Most often associated with Oktoberfest celebrations, this gingerbread cookie makes an appearance at every German festival. Usually sold in its characteristic heart shape with sayings like Ich Liebe Dich (I love you), there will be a few more with Frohe Weihnachten (Merry Christmas) at the Weihnachtsmärkte.
These fluffy little dough balls have a variety of names. Schmalzkuchen or Mutzenmandeln are deep-fried and rolled in confectioners sugar - what is not to love? Soft and sweet and perfectly warm. Note that they are really only good when fresh so shop carefully.

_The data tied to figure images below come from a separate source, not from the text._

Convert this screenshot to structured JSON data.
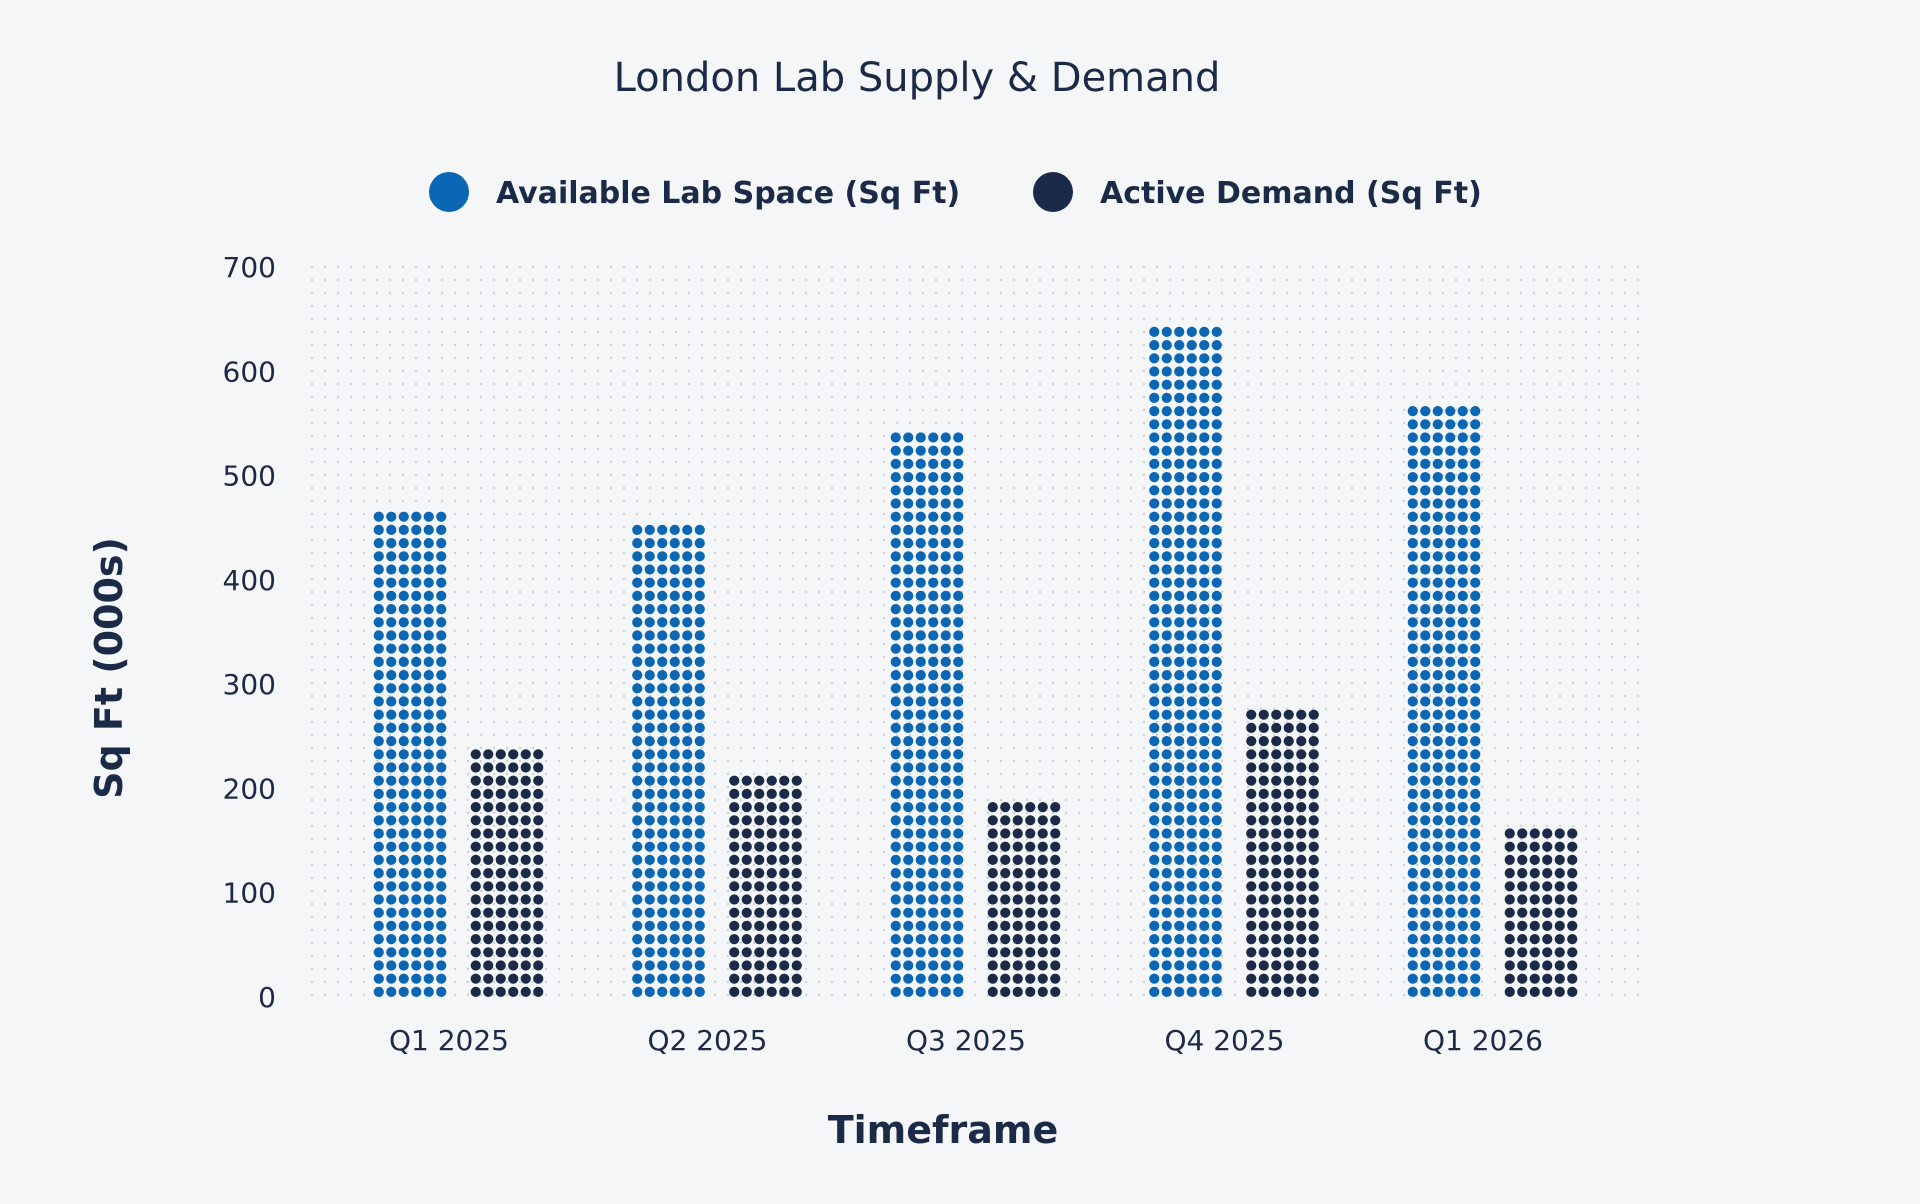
{
  "chart_data": {
    "type": "bar",
    "title": "London Lab Supply & Demand",
    "xlabel": "Timeframe",
    "ylabel": "Sq Ft (000s)",
    "categories": [
      "Q1 2025",
      "Q2 2025",
      "Q3 2025",
      "Q4 2025",
      "Q1 2026"
    ],
    "series": [
      {
        "name": "Available Lab Space (Sq Ft)",
        "color": "#0b66b4",
        "values": [
          475,
          460,
          550,
          645,
          565
        ]
      },
      {
        "name": "Active Demand (Sq Ft)",
        "color": "#1b2a47",
        "values": [
          240,
          210,
          195,
          285,
          165
        ]
      }
    ],
    "ylim": [
      0,
      700
    ],
    "yticks": [
      0,
      100,
      200,
      300,
      400,
      500,
      600,
      700
    ],
    "grid": true,
    "legend_position": "top"
  }
}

A Schneeball is as fun to eat as it is to say. What literally translates to the word "snowball" is actually a ball of shortcrust pastry which is then fried and coated in sugar or dipped in chocolate. For true decadence, select one with chocolate or marzipan fillings. We had our first in Rothenburg ob der Tauber and have been hooked on that sweet stuff ever since.
Licorice and Bonbons
Usually sold alongside the Gebrannte Mandeln, colorful candies and licorice are a treat for the eyes. Long ropes of red, blue and green are for very accessible, but the Scandinavian version of salty black licorice is more of an acquired taste.
Another colorful option is the hard candies like the Krauterbonbons. This candy is also heavily influenced by anise and fruit flavors. In some markets, booths produce the candy on-site, pulling the sugar and pressing it into molds.
Candied and Skewered Fruit
Below the Lebkuchenherz you can find fruit beneath candy. You may recognize Paradies Apfel (toffee apple) and Schoko Apfel (chocolate apple), or select strawberries, apple, and pineapple impaled on a stick and covered in chocolate to munch on while you walk around.
If you prefer your fruit without a chocolate coating, there is a wide selection of dried and candied fruits.